Frases como "Frequentemente sou compreendido por quem não me conhece e incompreendido por quem me conhece" sugerem reflexões sobre percepção pública, possivelmente ligadas a sua visibilidade como figura pública. No entanto, não há evidências de conflitos específicos.

Não há informação sobre saúde, finanças ou disputas profissionais. Sua morte em 2008 encerra a trajetória, sem detalhes sobre causas ou contexto final. Essa ausência mantém o foco em contribuições profissionais. (128 palavras)

Legado e Relevância Atual (até 2026)

Até fevereiro de 2026, textos de Artur da Távola circulam amplamente em plataformas como Pensador.com, fonte dos dados. Crônicas sobre namoro e amor atraem leitores buscando reflexões leves sobre relações.

O material indica persistência cultural: frases como "Namorado não precisa ser o mais bonito, mas ser aquele a quem se quer proteger" ressoam em debates sobre afeto autêntico. Sua visão pragmática do casamento – amor mais respeito – alinha-se a discussões contemporâneas sobre relacionamentos duradouros.
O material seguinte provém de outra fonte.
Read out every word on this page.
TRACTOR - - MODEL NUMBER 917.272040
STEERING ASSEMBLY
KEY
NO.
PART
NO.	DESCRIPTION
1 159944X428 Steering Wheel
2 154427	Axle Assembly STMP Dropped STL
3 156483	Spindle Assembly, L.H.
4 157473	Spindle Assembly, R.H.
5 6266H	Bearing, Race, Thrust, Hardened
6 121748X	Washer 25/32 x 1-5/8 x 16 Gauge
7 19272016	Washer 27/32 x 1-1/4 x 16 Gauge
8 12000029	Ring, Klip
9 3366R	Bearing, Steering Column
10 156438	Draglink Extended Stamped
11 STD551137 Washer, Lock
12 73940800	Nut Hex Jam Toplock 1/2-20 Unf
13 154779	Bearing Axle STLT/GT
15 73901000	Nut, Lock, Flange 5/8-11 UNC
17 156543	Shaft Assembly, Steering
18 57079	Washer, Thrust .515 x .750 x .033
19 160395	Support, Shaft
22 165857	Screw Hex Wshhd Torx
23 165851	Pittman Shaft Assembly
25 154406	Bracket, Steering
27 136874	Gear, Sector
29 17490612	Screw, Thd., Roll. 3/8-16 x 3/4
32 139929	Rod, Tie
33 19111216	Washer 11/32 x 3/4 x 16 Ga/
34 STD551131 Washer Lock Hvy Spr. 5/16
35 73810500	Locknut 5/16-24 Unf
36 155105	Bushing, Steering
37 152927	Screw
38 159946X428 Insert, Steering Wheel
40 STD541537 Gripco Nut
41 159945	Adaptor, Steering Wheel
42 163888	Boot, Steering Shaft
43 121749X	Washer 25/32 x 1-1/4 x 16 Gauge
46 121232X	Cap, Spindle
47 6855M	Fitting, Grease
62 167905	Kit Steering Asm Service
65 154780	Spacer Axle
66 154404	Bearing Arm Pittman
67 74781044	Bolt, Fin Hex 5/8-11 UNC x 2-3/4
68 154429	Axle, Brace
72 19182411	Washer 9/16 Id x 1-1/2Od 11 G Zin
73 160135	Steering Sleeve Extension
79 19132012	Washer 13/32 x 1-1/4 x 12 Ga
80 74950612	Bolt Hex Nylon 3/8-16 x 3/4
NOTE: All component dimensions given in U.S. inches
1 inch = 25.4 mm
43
Como ex-secretário de Cultura, influenciou cena carioca, mas impacto quantificável não consta. Em rádio, legou experiência em mídia falada. Até 2026, não há menções a novas edições ou adaptações, mas citações online mantêm-no relevante para público geral.

O conjunto reforça um legado de acessibilidade emocional, sem hagiografia. Dados limitados sugerem influência modesta, centrada em crônicas evergreen. (131 palavras)

Pensamentos de Artur da Távola

Algumas das citações mais marcantes do autor.